The islands are one of the most remote places on Earth, thousands of miles from any continent, and have escaped overfishing and pollution that has damaged many regions of the world’s oceans. Just 53 people live on the islands, many descendents of the sailors behind the famous mutiny on the Bounty in 1790, but it is the marine life that attracted National Geographic’s Pristine Seas expedition. Its results, including new species of fish, were published in the journal Plos One on Friday.

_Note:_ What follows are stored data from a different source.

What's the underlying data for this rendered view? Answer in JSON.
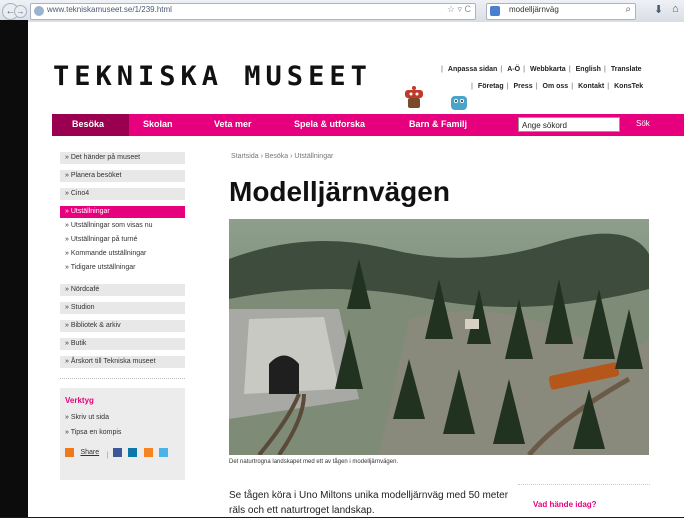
{
  "browser": {
    "url": "www.tekniskamuseet.se/1/239.html",
    "search_text": "modelljärnväg",
    "back": "←",
    "forward": "→",
    "url_controls": "☆ ▿ C",
    "search_icon": "search-icon",
    "download_icon": "download-icon",
    "home_icon": "home-icon"
  },
  "site": {
    "logo": "TEKNISKA MUSEET",
    "utility_row1": [
      "Anpassa sidan",
      "A-Ö",
      "Webbkarta",
      "English",
      "Translate"
    ],
    "utility_row2": [
      "Företag",
      "Press",
      "Om oss",
      "Kontakt",
      "KonsTek"
    ],
    "nav": [
      "Besöka",
      "Skolan",
      "Veta mer",
      "Spela & utforska",
      "Barn & Familj"
    ],
    "search_placeholder": "Ange sökord",
    "search_button": "Sök",
    "accent": "#e6007e"
  },
  "sidebar": {
    "items": [
      "» Det händer på museet",
      "» Planera besöket",
      "» Cino4",
      "» Utställningar"
    ],
    "subitems": [
      "» Utställningar som visas nu",
      "» Utställningar på turné",
      "» Kommande utställningar",
      "» Tidigare utställningar"
    ],
    "items_after": [
      "» Nördcafé",
      "» Studion",
      "» Bibliotek & arkiv",
      "» Butik",
      "» Årskort till Tekniska museet"
    ],
    "tools": {
      "title": "Verktyg",
      "links": [
        "» Skriv ut sida",
        "» Tipsa en kompis"
      ],
      "share": "Share"
    }
  },
  "main": {
    "breadcrumb": "Startsida  ›  Besöka  ›  Utställningar",
    "title": "Modelljärnvägen",
    "caption": "Det naturtrogna landskapet med ett av tågen i modelljärnvägen.",
    "intro": "Se tågen köra i Uno Miltons unika modelljärnväg med 50 meter räls och ett naturtroget landskap.",
    "aside_title": "Vad hände idag?"
  }
}
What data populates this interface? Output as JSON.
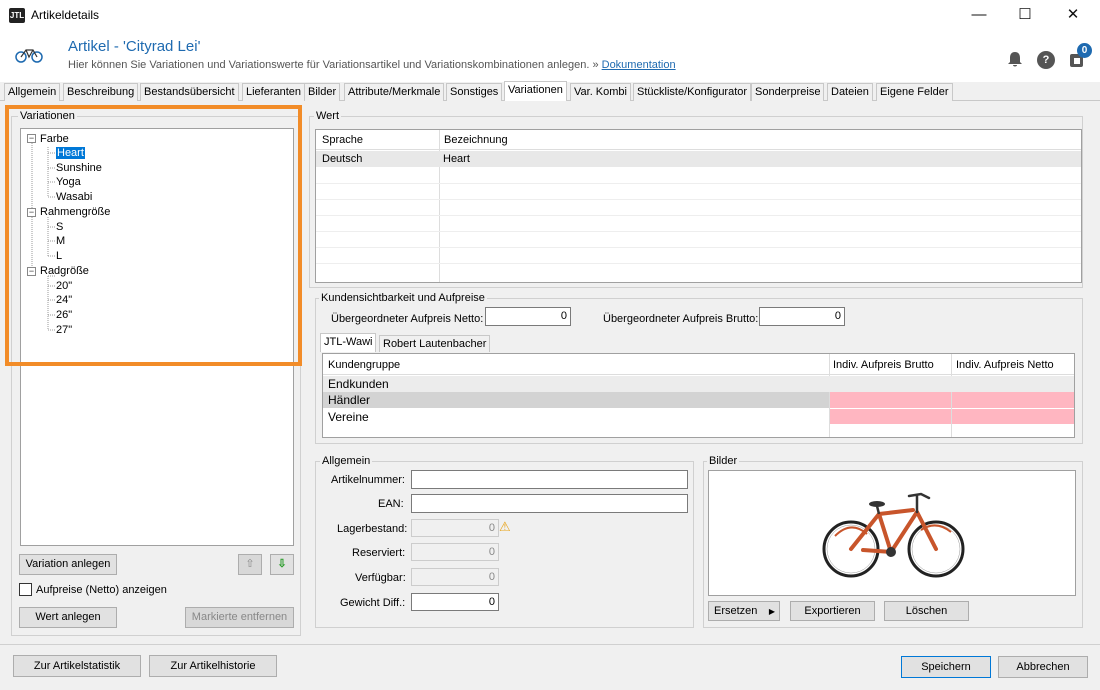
{
  "window": {
    "title": "Artikeldetails",
    "minimize": "—",
    "maximize": "☐",
    "close": "✕"
  },
  "header": {
    "title": "Artikel - 'Cityrad Lei'",
    "subtitle": "Hier können Sie Variationen und Variationswerte für Variationsartikel und Variationskombinationen anlegen. »",
    "doc_link": "Dokumentation",
    "badge": "0",
    "logo": "JTL"
  },
  "tabs": [
    "Allgemein",
    "Beschreibung",
    "Bestandsübersicht",
    "Lieferanten",
    "Bilder",
    "Attribute/Merkmale",
    "Sonstiges",
    "Variationen",
    "Var. Kombi",
    "Stückliste/Konfigurator",
    "Sonderpreise",
    "Dateien",
    "Eigene Felder"
  ],
  "variationen": {
    "label": "Variationen",
    "groups": [
      {
        "name": "Farbe",
        "values": [
          "Heart",
          "Sunshine",
          "Yoga",
          "Wasabi"
        ]
      },
      {
        "name": "Rahmengröße",
        "values": [
          "S",
          "M",
          "L"
        ]
      },
      {
        "name": "Radgröße",
        "values": [
          "20\"",
          "24\"",
          "26\"",
          "27\""
        ]
      }
    ],
    "add_variation": "Variation anlegen",
    "show_prices": "Aufpreise (Netto) anzeigen",
    "add_value": "Wert anlegen",
    "remove_marked": "Markierte entfernen",
    "up": "⇧",
    "down": "⇩"
  },
  "wert": {
    "label": "Wert",
    "col_lang": "Sprache",
    "col_name": "Bezeichnung",
    "row_lang": "Deutsch",
    "row_name": "Heart"
  },
  "kunden": {
    "label": "Kundensichtbarkeit und Aufpreise",
    "netto_label": "Übergeordneter Aufpreis Netto:",
    "netto": "0",
    "brutto_label": "Übergeordneter Aufpreis Brutto:",
    "brutto": "0",
    "tabs": [
      "JTL-Wawi",
      "Robert Lautenbacher"
    ],
    "col_group": "Kundengruppe",
    "col_brutto": "Indiv. Aufpreis Brutto",
    "col_netto": "Indiv. Aufpreis Netto",
    "rows": [
      "Endkunden",
      "Händler",
      "Vereine"
    ]
  },
  "allgemein": {
    "label": "Allgemein",
    "artnr_label": "Artikelnummer:",
    "ean_label": "EAN:",
    "lager_label": "Lagerbestand:",
    "lager": "0",
    "reserv_label": "Reserviert:",
    "reserv": "0",
    "verf_label": "Verfügbar:",
    "verf": "0",
    "gewicht_label": "Gewicht Diff.:",
    "gewicht": "0",
    "warning": "⚠"
  },
  "bilder": {
    "label": "Bilder",
    "replace": "Ersetzen",
    "export": "Exportieren",
    "delete": "Löschen"
  },
  "footer": {
    "stats": "Zur Artikelstatistik",
    "history": "Zur Artikelhistorie",
    "save": "Speichern",
    "cancel": "Abbrechen"
  },
  "colors": {
    "accent": "#1e6ab0",
    "highlight": "#f28c28",
    "pink": "#ffb6c1",
    "select": "#0078d7"
  }
}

“The remoteness means it has been preserved as pristine as possible,” expedition leader Enric Sala told the Guardian. “As soon as you jump in the water and the bubbles clear you are surrounded by sharks.” Top-predators like sharks are virtually fished-out in many parts of the seas but the expedition found they dominated the marine ecosystems around the four Pitcairn Islands. Grey reef sharks were the most common predator, followed by whitetip reef sharks and black trevally, while the plant-eating fish were dominated by chubs, unicornfish and whitebar surgeonfish.
The waters are also extremely clear. “We couldn’t believe it. The water was so clear we could see for 75 metres,” said Sala. That clarity meant coral reefs thrived far deeper than usual, down to 100 metres, a world record. Another light-dependent organism, crustose coralline algae, was seen at 382m depth. Over 80 species of fish, coral and algae were recorded at Pitcairn for the first time.

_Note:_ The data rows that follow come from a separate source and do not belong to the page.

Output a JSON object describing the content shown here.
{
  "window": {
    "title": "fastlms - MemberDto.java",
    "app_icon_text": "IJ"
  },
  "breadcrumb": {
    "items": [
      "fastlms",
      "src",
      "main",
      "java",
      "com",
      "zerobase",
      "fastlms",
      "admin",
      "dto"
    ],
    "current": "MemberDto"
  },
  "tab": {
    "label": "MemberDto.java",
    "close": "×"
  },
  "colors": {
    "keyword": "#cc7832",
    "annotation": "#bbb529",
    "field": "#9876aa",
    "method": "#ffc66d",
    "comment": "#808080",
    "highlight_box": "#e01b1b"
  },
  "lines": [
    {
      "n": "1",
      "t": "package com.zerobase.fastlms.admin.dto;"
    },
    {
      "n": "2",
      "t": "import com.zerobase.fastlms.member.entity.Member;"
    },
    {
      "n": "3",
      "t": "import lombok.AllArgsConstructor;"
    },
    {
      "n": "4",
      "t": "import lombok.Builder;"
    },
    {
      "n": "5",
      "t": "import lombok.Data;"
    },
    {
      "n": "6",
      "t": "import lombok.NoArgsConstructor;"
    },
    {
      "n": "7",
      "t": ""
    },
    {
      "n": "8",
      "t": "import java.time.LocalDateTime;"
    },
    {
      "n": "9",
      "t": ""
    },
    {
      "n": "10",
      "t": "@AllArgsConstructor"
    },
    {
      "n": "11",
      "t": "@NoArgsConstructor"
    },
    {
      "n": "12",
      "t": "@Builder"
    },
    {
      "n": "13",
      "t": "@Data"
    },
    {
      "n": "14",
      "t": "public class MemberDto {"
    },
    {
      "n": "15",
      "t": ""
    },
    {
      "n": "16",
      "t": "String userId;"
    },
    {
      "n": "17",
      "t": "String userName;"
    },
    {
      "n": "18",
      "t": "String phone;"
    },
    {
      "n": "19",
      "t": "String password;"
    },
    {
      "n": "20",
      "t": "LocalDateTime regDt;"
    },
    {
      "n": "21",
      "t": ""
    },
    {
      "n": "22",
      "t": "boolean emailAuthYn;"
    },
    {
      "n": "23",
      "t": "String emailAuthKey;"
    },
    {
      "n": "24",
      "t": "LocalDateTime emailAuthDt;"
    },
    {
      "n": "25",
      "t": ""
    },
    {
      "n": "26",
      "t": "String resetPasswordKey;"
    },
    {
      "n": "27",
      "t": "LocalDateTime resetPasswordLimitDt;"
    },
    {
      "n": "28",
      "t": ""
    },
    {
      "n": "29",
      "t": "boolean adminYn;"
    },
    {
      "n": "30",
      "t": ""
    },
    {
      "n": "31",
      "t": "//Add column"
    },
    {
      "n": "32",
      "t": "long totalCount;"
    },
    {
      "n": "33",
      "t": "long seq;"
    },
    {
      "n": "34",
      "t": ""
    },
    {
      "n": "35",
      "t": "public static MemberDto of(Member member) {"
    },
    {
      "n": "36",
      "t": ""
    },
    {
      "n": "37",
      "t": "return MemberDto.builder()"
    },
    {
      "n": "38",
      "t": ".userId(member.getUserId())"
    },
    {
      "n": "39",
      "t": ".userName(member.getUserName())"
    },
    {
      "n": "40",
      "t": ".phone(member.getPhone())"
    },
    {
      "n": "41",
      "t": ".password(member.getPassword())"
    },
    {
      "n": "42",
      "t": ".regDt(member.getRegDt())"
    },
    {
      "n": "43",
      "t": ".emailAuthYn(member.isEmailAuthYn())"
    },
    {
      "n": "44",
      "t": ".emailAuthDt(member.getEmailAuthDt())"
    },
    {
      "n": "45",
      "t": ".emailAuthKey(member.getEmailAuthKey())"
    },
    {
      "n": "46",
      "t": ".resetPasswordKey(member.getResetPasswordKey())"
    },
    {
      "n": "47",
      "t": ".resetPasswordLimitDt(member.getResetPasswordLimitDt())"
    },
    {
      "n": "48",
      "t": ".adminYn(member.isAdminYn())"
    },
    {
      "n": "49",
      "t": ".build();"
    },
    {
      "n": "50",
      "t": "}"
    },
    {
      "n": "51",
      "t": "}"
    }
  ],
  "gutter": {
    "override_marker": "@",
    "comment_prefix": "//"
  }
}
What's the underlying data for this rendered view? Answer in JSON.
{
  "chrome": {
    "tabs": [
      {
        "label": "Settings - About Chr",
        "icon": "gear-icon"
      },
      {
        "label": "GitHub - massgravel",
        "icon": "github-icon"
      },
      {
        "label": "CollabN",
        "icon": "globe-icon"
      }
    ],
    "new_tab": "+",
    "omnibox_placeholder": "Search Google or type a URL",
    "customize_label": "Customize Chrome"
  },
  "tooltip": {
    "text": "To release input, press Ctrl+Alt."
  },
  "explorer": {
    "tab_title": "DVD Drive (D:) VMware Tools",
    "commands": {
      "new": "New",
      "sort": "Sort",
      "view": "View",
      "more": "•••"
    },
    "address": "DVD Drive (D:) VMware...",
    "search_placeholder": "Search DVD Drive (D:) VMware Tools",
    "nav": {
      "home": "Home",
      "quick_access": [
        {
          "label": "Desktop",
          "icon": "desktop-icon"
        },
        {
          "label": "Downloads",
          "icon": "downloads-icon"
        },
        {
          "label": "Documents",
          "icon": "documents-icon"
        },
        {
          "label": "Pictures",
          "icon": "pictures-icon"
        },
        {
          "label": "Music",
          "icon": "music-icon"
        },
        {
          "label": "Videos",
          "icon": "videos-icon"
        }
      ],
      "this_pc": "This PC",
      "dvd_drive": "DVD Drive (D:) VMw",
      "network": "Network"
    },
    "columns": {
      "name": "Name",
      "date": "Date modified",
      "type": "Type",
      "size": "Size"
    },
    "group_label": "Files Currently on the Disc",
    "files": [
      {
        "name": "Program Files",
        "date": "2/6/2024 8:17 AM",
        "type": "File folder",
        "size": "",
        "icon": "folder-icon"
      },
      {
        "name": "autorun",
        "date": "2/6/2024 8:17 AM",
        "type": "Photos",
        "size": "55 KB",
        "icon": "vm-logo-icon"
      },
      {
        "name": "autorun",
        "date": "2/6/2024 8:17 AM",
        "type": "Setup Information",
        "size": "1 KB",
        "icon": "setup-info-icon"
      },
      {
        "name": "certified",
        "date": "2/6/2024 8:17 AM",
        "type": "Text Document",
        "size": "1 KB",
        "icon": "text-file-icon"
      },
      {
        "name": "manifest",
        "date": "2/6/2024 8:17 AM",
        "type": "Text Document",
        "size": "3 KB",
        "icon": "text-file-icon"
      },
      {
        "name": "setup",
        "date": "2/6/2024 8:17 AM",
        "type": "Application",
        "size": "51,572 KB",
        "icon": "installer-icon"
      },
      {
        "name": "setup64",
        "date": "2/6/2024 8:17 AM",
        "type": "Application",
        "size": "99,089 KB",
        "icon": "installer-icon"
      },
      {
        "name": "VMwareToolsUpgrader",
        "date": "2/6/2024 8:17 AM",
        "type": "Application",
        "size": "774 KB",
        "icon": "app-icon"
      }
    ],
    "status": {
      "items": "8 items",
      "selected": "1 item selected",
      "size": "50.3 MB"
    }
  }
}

The team also did the first surveys of the deep habitats around the Pitcairn Islands by dropping cameras down to 1,600 metres, revealing rare species such as the false catshark and several species never seen before.
“This is one of the most intact marine ecosystems on the planet and right now it is in danger,” said Sala, adding it provides an irreplaceable view of how coral reefs function without extensive human interference.
The Pitcairn islanders have backed a plan to declare a protected zone of over 830,000 sq km around the islands, which if created today would be the biggest in the world. Sala points out that while about 15% of land has some kind of protection, only 3% of the oceans have any environmental rules.
The Pitcairns are a British overseas territory and campaigners are optimistic that the UK Foreign Office’s current assessment of the proposal will see the marine park approved, particularly after US president Barack Obama pledged on 17 June to protect 780,000 km2 of ocean around uninhabited south Pacific Islands. “The arguments are pretty clear and there seems to be momentum now, so it makes sense for the UK to lead the way,” said Sala.
However, the Environment Audit select committee of MPs criticised the government in January for failing protect the exotic species living on the string of isolated islands that make up the last vestiges of the British empire. It noted that there are more endangered species living in the Pitcairns than people.